Antisense oligonucleotides (ASOs), siRNA and splice switching oligonucleotides (SSOs) all have immense potential as therapeutic agents, potential that is now being validated as oligonucleotides enter the clinic. However, progress in oligonucleotide-based therapeutics has been limited by the difficulty in delivering these complex molecules to their sites of action in the cytosol or nucleus of cells within specific tissues. There are two aspects to the delivery problem. The first is that most types of oligonucleotides have poor uptake into non-hepatic tissues. The second is that much of the oligonucleotide that is taken up by cells is entrapped in endosomes where it is pharmacologically inert. It has become increasingly recognized that endosomal trapping is a key constraint on oligonucleotide therapeutics. Thus, many approaches have been devised to address this problem, primarily ones based on various nanoparticle technologies. However, recently an alternative approach has emerged that employs small molecules to manipulate intracellular trafficking processes so as to enhance oligonucleotide actions. This review presents the current status of this chemical biology approach to oligonucleotide delivery and seeks to point out possible paths for future development.
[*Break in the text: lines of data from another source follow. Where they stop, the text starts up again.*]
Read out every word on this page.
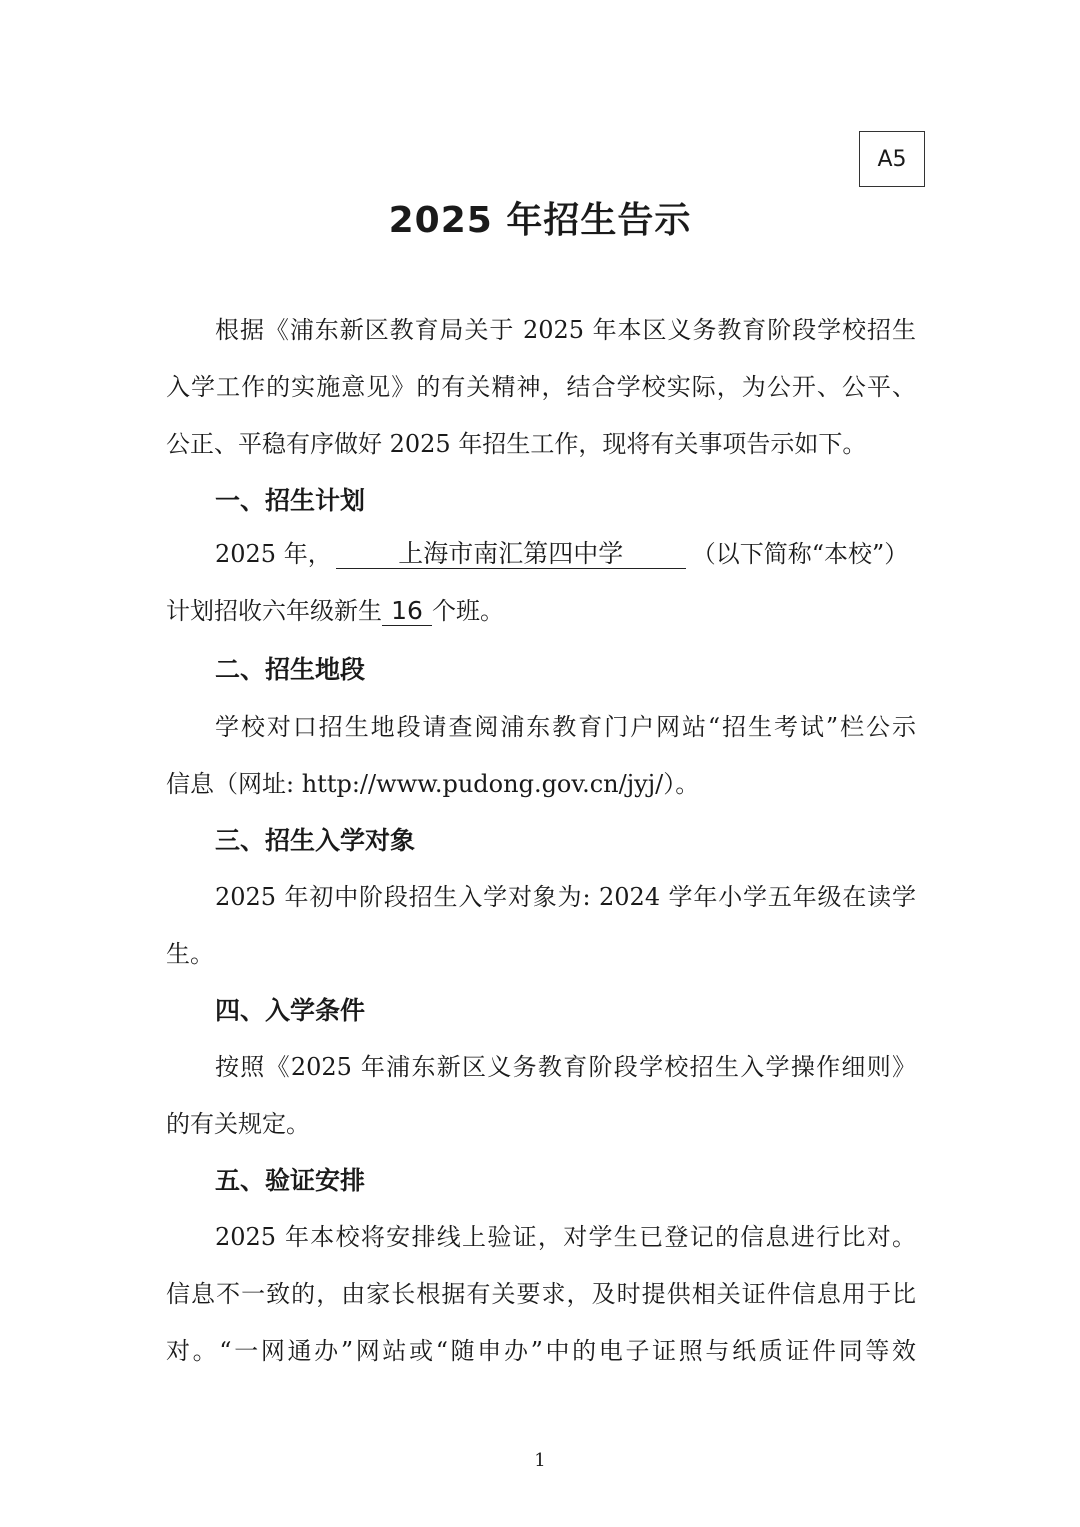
A5
2025 年招生告示
根据《浦东新区教育局关于 2025 年本区义务教育阶段学校招生
入学工作的实施意见》的有关精神，结合学校实际，为公开、公平、
公正、平稳有序做好 2025 年招生工作，现将有关事项告示如下。
一、招生计划
2025 年，	上海市南汇第四中学	（以下简称“本校”）
计划招收六年级新生 16 个班。
二、招生地段
学校对口招生地段请查阅浦东教育门户网站“招生考试”栏公示
信息（网址: http://www.pudong.gov.cn/jyj/）。
三、招生入学对象
2025 年初中阶段招生入学对象为: 2024 学年小学五年级在读学
生。
四、入学条件
按照《2025 年浦东新区义务教育阶段学校招生入学操作细则》
的有关规定。
五、验证安排
2025 年本校将安排线上验证，对学生已登记的信息进行比对。
信息不一致的，由家长根据有关要求，及时提供相关证件信息用于比
对。“一网通办”网站或“随申办”中的电子证照与纸质证件同等效
1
Keywords: delivery; endosome; oligonucleotide; small molecule.

Figure 1

Cell uptake and trafficking of oligonucleotides. Oligonucleotides enter cells via several endocytic pathways that may depend on clathrin, caveolin or dynamin. All uptake pathways initially lead to the early/re-cycling endosome compartment. Most internalized oligonucleotide accumulates in late endosomes/multivesicular bodies (MVB/LEs) and in lysosomes; however, some trafficking to other membrane bound compartments does occur. Within endomembrane compartments, oligonucleotides are pharmacologically inert. However, a very small portion of internalized oligonucleotide can spontaneously escape to the cytosol. The endomembrane system is controlled by a plethora of proteins and protein complexes. The Rab family of GTPases regulates many aspects of trafficking, while individual members can be markers for distinct endomembrane compartments. The formation of intralumenal vesicles (ILVs) within MVBs is regulated by the multi-protein ESCRT complex. The Retromer complex may deliver oligonucleotides to the trans-Golgi instead of to lysosomes.